From the posters in school classrooms to the infographics dotted across countless guides, articles, and presentations, making the most of visuals is one of the best ways to enhance learning. When it comes to process improvement and the role of continuous improvement, visuals are just as valuable as they are in a traditional learning setting.
The right pictures can make muddy concepts clear and deepen understanding effortlessly when implemented correctly. We’ve covered why getting visual is so important to continuous improvement below:
Is a picture worth a thousand words?
With many improvement processes relying on verbal conversation, it may come as a surprise that visual learning can be pivotal to improving communication and reducing misunderstanding.
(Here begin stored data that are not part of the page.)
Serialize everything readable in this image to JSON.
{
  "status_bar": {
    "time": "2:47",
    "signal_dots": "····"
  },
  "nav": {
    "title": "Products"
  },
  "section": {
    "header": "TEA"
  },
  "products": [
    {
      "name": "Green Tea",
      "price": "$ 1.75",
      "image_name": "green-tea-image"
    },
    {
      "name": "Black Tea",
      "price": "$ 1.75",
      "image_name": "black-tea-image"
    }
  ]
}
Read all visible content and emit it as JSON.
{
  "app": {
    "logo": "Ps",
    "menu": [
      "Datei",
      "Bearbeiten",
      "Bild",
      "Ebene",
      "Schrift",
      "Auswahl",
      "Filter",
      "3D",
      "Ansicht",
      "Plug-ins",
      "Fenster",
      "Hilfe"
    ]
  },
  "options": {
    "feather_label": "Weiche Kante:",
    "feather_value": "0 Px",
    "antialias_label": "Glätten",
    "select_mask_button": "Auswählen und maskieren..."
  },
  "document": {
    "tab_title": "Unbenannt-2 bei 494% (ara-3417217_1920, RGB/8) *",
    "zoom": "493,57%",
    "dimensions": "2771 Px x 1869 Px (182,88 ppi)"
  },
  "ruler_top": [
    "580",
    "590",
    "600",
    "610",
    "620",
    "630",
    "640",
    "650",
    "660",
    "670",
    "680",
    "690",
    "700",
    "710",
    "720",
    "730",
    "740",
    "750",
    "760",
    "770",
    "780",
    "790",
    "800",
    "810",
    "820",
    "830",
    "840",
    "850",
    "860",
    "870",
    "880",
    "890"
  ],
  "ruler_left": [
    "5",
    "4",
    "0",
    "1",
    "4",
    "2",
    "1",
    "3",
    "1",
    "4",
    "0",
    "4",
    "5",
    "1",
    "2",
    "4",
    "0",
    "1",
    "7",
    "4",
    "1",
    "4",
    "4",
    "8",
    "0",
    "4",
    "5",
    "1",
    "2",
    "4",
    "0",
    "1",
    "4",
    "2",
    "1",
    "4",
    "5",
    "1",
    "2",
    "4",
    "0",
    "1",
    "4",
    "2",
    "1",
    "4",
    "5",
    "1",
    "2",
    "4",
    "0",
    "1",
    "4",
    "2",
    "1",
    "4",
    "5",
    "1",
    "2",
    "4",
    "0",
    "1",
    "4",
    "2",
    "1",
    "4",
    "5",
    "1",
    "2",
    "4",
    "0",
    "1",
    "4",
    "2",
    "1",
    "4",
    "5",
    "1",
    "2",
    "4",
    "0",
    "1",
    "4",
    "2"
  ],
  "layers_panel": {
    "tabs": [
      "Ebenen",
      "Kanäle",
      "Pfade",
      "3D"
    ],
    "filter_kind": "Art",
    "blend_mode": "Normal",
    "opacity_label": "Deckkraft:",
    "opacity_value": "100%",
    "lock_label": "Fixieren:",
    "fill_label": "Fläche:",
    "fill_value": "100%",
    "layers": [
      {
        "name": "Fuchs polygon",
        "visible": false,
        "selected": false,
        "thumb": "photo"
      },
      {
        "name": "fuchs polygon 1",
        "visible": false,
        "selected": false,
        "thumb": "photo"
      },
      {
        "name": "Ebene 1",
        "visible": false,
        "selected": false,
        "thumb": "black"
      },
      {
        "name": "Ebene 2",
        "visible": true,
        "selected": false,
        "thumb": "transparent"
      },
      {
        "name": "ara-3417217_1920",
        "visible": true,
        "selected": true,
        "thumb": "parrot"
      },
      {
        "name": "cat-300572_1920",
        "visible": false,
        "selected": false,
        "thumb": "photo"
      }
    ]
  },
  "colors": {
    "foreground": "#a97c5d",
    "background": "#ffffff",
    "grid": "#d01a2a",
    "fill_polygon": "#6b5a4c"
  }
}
Whether you are discussing a new workflow, figuring out the answer to a problem, or trying to streamline existing practices, having a tangible reference can make a significant difference in communicating clearly and effectively.
Visual communication isn’t limited to simple pictures and graphics. Charts, flow maps, photographs, and other kinds of mapping are excellent examples of visual tools that can be useful in continuous improvement. By providing a real-world overview of your thoughts, with none of the nuance that communication requires, it’s far more accessible for everyone to get on the same page with planning. No misunderstandings, confusion, or wires crossed.
Create a physical representation of intangible processes
For many workplaces, processes fall under two categories: tangible, real-world workflows and intangible ones. While a tangible workflow, such as manufacturing a chair from wood to the final product, is already clearly visible, the same can’t be said for the processes you don’t see day today. Visualization provides the key to every part of a workflow, from sourcing materials, getting quotes, and selling the product in addition to the manufacturing of the product itself.
These visual representations of the work you do aren’t just a helpful tool for internal purposes. Suppose you need to explain what you do in plain terms to a stakeholder, client, or interested party. A visual overview is far more digestible than hours of verbal communication would be. As a step-by-step guide, these visual tools can help contextualize the work you do to others and allow you to identify discrepancies and areas for development in-house.
See the bigger picture on real-world workflows
The physical work you put into creating a product or offering a service may be more visible, but that doesn’t mean you can’t benefit from taking that information and looking at the bigger pictures. It’s easy for functionality to become siloed, leading to narrow perspectives and a lack of insight into how each part of a workflow joins together and works effectively.
Visuals help to bring the focus away from the minute details, allowing you to see the whole picture of your processes from start to finish. If you have plans to introduce new products, amend your workflows, or implement automation, you need the insight to know how to work. Visual charts, spaghetti diagrams, and process maps can allow everyone in the workplace to access the same information, making change far more straightforward as a result.
With the effective and well-managed use of visuals, continuous improvement doesn’t have to be a headache. Using the tools at your disposal to take communication to a broader level makes making those changes and identifying problem areas more effortless than ever before.